Sono le 22,30; in una strada, accostata al marciapiede, vi è una macchina. Strana, in quanto è ferma da un po’, ma col motore acceso, e dal tubo di scappamento esce una nuvola di gas, quasi avesse preso fuoco. Viene allertato, quindi, il 113 i cui agenti vedono che, all’interno dell’auto, vi è un uomo che pare essersi addormentato contro il sedile, e col piede sta premendo l’acceleratore, come se dormisse e non se ne fosse reso conto. Ma l’uomo non dorme, è morto, perché gli hanno sparato alla testa. Cambiamo scena e torniamo indietro, come in un film.

Poco prima, un giornalista, tal Beppe Alfano, era giunto a casa, insieme alla moglie, ma, prima di salire con lei, si era fermato, come se avesse visto qualcosa. Ed allora, ritorna in macchina e parte via. Perché? Dove va, mentre la moglie sale in casa? Ma dopo pochi metri, gli hanno sparato. E così, siamo tornati alla scena iniziale del nostro film. Questo non è cinema, ma è realtà. Perché è morto Beppe Alfano? E chi è quel giornalista, quella persona ammazzata in auto?

Beppe Alfano ha 47 anni ed è un insegnante di Educazione tecnica in un paese vicino, oltre che un militante politico della destra. E’ un giornalista locale.

Sino al ’92, a Barcellona, la scena politica è dominata dalla Dc che Alfano non ha timore di attaccare e criticare, come giornalista e politico di destra con precise idee sull’ordine, sulla legge e sullo Stato. Nel 1990, alle elezioni amministrative, Alfano lascia il Msi per candidarsi in una lista civica, subendo alcuni attentati. Lista che raccoglie non molti voti, tanto che egli non è eletto e, qualche tempo dopo, si riconcilia con il Msi. Dall’anno successivo, avvia una collaborazione giornalistica col quotidiano La Sicilia, in occasione di un agguato.

Nel 1992, pure a Barcellona viene istituito il tribunale, mentre precedentemente le indagini venivano coordinate da Messina in cui si celebravano anche i processi. Un giudice settentrionale, destinato in quel tribunale, definisce quest’ultimo una “trincea”. E fra il giornalista, che intende seguire il suo ideale di giustizia e verità, e il magistrato si instaura uno stretto rapporto. Ad un certo punto, capita qualcosa. Alfano vuole parlare col magistrato e vuole incontrarlo: due giorni dopo, viene assassinato. Ma perché? Cosa aveva scoperto il giornalista? Di cosa si stava occupando?

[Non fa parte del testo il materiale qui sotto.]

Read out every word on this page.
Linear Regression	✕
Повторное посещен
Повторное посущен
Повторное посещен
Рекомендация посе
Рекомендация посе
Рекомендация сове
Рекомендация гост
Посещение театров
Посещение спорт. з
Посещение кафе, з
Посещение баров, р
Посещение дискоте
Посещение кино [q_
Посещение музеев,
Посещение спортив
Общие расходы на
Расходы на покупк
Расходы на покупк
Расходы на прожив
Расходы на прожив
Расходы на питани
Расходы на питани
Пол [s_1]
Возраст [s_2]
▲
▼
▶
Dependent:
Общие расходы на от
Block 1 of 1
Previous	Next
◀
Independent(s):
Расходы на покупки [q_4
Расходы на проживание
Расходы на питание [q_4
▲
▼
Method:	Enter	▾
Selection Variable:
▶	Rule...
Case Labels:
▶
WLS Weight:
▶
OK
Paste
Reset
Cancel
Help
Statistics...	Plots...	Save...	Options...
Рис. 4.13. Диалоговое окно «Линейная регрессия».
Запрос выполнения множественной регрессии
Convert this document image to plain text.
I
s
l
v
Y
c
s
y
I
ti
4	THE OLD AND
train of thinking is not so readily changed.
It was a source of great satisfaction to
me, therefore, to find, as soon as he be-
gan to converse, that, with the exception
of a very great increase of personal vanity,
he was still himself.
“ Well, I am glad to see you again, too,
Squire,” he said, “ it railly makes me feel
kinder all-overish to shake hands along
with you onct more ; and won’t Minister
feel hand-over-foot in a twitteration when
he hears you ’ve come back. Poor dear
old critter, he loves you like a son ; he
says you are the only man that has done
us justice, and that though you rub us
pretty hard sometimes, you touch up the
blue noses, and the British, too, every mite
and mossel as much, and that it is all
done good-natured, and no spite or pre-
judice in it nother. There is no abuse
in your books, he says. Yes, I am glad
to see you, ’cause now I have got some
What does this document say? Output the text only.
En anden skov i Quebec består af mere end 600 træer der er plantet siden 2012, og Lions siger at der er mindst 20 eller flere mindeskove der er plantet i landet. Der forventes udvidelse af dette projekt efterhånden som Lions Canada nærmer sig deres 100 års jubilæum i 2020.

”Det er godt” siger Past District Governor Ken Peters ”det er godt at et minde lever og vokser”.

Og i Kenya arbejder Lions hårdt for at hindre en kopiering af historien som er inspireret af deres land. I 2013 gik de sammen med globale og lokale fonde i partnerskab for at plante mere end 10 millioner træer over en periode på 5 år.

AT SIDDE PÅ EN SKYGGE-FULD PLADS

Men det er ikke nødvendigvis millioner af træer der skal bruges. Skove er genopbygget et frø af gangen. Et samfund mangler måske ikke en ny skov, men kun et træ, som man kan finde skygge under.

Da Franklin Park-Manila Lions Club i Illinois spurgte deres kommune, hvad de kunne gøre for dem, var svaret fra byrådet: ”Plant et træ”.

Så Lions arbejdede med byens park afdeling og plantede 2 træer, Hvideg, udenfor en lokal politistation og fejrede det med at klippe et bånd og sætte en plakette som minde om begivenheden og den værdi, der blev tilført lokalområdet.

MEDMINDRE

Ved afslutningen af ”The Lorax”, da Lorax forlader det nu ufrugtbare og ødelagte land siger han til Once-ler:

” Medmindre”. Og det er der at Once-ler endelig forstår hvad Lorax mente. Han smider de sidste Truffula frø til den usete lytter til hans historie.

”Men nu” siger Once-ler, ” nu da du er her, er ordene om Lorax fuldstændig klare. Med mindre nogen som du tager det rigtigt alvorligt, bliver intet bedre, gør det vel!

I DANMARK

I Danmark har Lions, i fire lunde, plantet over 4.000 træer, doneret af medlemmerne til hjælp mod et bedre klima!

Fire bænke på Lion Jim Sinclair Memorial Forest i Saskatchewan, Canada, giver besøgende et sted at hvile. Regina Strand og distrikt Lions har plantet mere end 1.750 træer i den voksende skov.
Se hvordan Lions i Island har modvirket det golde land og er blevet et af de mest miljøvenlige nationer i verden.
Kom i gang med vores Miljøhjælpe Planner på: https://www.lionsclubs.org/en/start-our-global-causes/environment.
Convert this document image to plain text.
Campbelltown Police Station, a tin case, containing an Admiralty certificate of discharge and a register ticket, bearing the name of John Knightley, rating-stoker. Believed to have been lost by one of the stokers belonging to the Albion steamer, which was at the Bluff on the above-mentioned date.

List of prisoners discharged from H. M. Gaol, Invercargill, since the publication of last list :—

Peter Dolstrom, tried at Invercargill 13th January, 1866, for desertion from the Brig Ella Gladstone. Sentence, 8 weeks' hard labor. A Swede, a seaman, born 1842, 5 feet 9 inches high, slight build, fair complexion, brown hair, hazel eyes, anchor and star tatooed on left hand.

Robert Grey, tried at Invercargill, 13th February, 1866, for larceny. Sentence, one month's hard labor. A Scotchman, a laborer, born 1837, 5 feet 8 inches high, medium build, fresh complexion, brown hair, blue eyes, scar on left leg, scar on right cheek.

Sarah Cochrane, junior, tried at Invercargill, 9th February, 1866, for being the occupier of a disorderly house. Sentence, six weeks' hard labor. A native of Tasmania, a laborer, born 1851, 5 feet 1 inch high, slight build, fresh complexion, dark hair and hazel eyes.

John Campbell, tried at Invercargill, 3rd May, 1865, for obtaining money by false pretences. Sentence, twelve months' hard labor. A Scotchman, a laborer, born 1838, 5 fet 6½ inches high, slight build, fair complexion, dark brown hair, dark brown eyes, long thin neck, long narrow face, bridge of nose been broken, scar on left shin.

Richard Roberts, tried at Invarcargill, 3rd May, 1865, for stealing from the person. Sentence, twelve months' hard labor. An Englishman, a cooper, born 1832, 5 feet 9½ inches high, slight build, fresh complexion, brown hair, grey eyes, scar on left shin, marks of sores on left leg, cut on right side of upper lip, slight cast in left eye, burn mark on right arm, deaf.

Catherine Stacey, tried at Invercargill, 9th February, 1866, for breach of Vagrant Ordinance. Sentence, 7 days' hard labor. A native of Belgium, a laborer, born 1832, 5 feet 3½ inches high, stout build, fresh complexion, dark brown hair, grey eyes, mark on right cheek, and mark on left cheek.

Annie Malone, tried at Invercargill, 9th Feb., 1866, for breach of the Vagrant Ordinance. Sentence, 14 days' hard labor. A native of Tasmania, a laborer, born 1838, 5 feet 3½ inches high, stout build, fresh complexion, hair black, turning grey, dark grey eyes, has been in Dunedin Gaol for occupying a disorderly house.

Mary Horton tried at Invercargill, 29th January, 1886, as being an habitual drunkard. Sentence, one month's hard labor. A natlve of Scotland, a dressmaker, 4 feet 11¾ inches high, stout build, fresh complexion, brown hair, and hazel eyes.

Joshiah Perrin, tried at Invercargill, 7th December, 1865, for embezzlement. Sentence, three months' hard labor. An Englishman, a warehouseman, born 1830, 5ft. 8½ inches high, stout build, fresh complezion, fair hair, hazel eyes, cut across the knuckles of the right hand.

Di una associazione che si interessa di assistenza agli spastici, si stava occupando della presenza di un boss a Barcellona e dell’esistenza di una loggia massonica (che, in realtà, non c’è).

Nel novembre 1993, vengono emesse alcune ordinanze di custodia cautelare in carcere, una delle quali a carico del presidente della predetta associazione, con l’accusa di essere il mandante dell’omicidio Alfano. Il processo arriva sino alla Corte Suprema di Cassazione: il presidente dell’associazione esce dal processo scagionato già in appello, la Cassazione annulla la condanna di uno degli altri imputati e la Corte d’assise di Reggio Calabria lo assolve. Rimane in carcere il terzo uomo, condannato a trent’anni per aver organizzato l’omicidio.

Un collaboratore di giustizia dichiara che Alfano è stato ucciso su ordine di Cosa nostra poiché aveva scoperto che, dietro alcune attività, si nascondevano interessi della criminalità organizzata e di insospettabili imprenditori.

Molti altri giornalisti sono stati uccisi dalla criminalità organizzata. Però, tali omicidi non colpiscono solamente chi muore: spesso attorno ai familiari di queste vittime si crea un vuoto incolmabile e desolante.

Ma si sa proprio tutto sull’assassinio di Beppe Alfano? O resta anche questo uno dei tanti misteri italiani? Ombre, brutte storie, macchie che certamente una terra come la Sicilia non si merita.